Dan tiba tiba saja semuanya menjadi gelap*.
********
Author.
" Siapkan pasukan tambahan Warrior, semua segera ikut bersamaku, lindungi Alpha dan Luna hingga mereka nyampai dengan selamat di istana". Ucap Darwin lantang kepada beberapa Warrior yang ikut bersamanya.
"Siap Beta". Jawab seluruh Warrior.
Sementara Mycle yang masih berada didalam mobil bersama Amara yang masih tertidur sangat lelap di pundaknya dengan suhu tubuh yang semakin memanas membuatnya bertambah khawatir akan gadisnya ini.
" Aku tidak bisa berdiam diri seperti ini, Beta dan semua Warriorku sedang mempertaruhkan nyawa mereka demi ku". Batin Mycle tiba tiba merasa bersalah.

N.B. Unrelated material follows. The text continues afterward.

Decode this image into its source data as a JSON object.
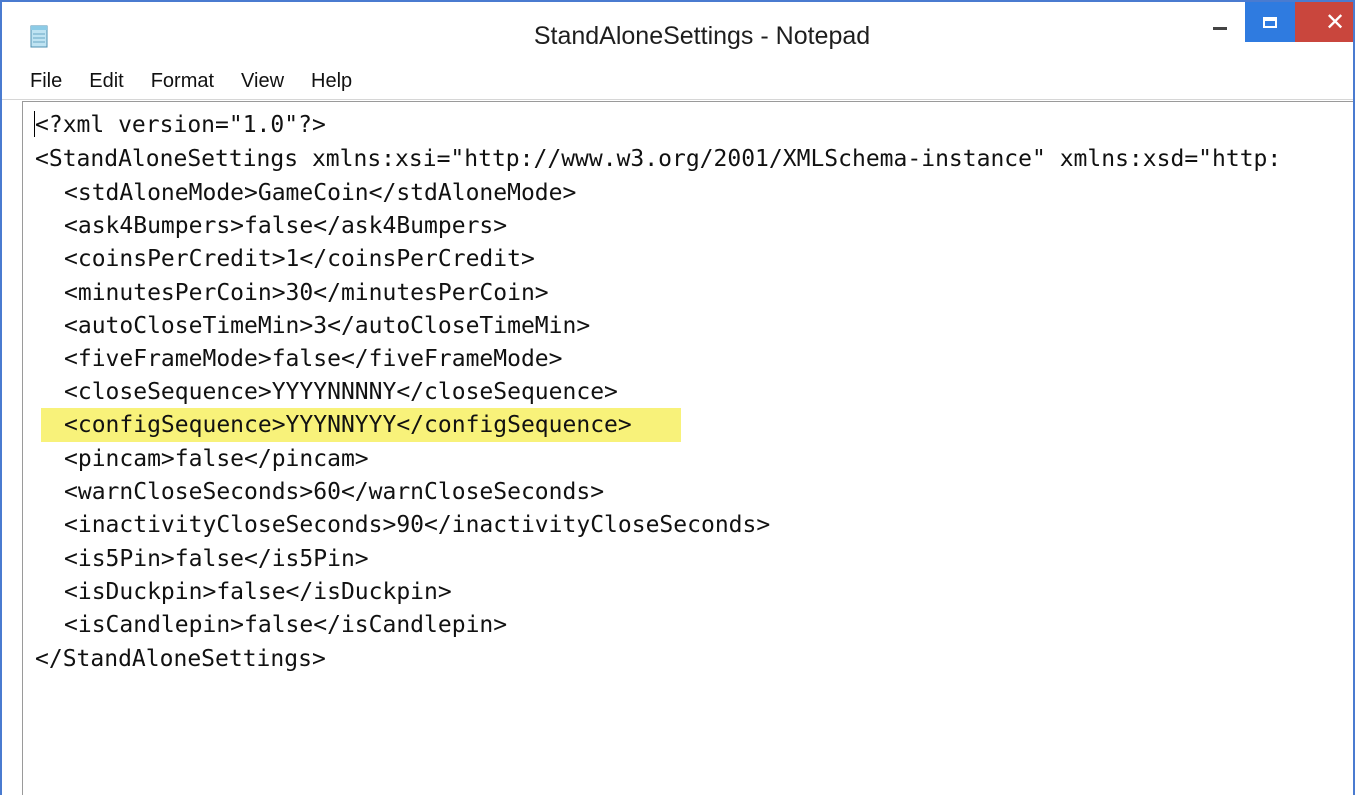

"Apa yang kau fikirkan Make, mengapa kau merasa tidak enak?? Itu sudah menjadi kewajiban mereka untuk menjaga Alpha dan Lunanya, kalau kau ikut turun tangan untuk melawan puluhan rogue itu dan sesuatu terjadi kepadamu, bagaimana dengan Amara dan Black Moon Pack?? ". Ucap Alex melalui mndlink membuat Mycle berfikir sejenak, ternyata apa yang baru saja dikatakan Alex memang ada benarnya, jika terjadi sesuatu pada dirinya, bagaimana dengan Amara dan Pack nya??.
Mycle menoleh kearah Amara yang masih memejamkan matanya.
"Aku tidak akan membiarkan sesuatu terjadi padamu sayang". Ucapnya pelan dan mencium kening Amara cukup lama.
Tidak butuh waktu lama mobil Mycle pun melaju menuju gerbang istana, dan berhasil masuk kedalam istana, terlihat dari kejauhan ribuan Warrior nya yang mengelilingi istana sudah menanti mereka.
Saat mobil berhenti tepat didepan pintu Mycle pun turun dengan menggendong Amara yang masih tidak sadarkan diri, Mycle tau kalau gadisnya ini tidak benar benar tidur, tetapi sedang pingsan dengan suhu tubuh yang sangat amat panas.
Mycle berjalan melewati lorong menuju pintu istana dengan menggendong Amara dan membawanya menuju kamar mereka dilantai dua, menempatkan Amara dengan posisi nyaman dan menutup seluruh tubuh gadis itu dengan selimut.
"Kuharap semua ini adalah rencana terbaikmu Dewi BulanBulan". Batinya sambil memandang Amara yang masih memejamkan matanya dengan sangat Damai.
Setelah itu Mycle berjalan kearah balkon kamar mereka, dari sini dia bisa melihat Darvin dan juga ratusan Warrior nya itu sedang berusaha untuk menghabisi para rogue itu yang jumlahnya tidak bisa dihitung saking sangat banyaknya.
Dengan keyakinanya Mycle pun berancang ancang untuk mengganti shift dengan Alex, sedikit demi sedikit urat urat besar ditubuhnya sudah menonjol keluar, dan kemeja yang dikenakanya pun sudah sobek dan detik selanjutnya Mycle berhasil bertukar wujud menjadi Alex, yaitu serigala hitam yang sangat besar, besarnya berkali kali lipat dari serigala pada umumnya.
Setelah itu Alex pun melompat dari atas balkon kebawah dan berlari menuju gerbang istana, beberapa Warrior yang melihat Alpha mereka berlari menuju rogue itu pun panik, dengan cepat mereka mengganti shift dengan wolf nya masing masing dan segera berlari menyusul Alex yang sudah berada diluar istana.
Alex berlari sangat kencang dan melompat tinggi untuk mendorong dua rogue yang berada diatas Darvin, Alex menyerang rogue itu dan mencakar nya hingga merka tidak bisa berdiri dan menggigitnya sampai kedua rogue itupun mati.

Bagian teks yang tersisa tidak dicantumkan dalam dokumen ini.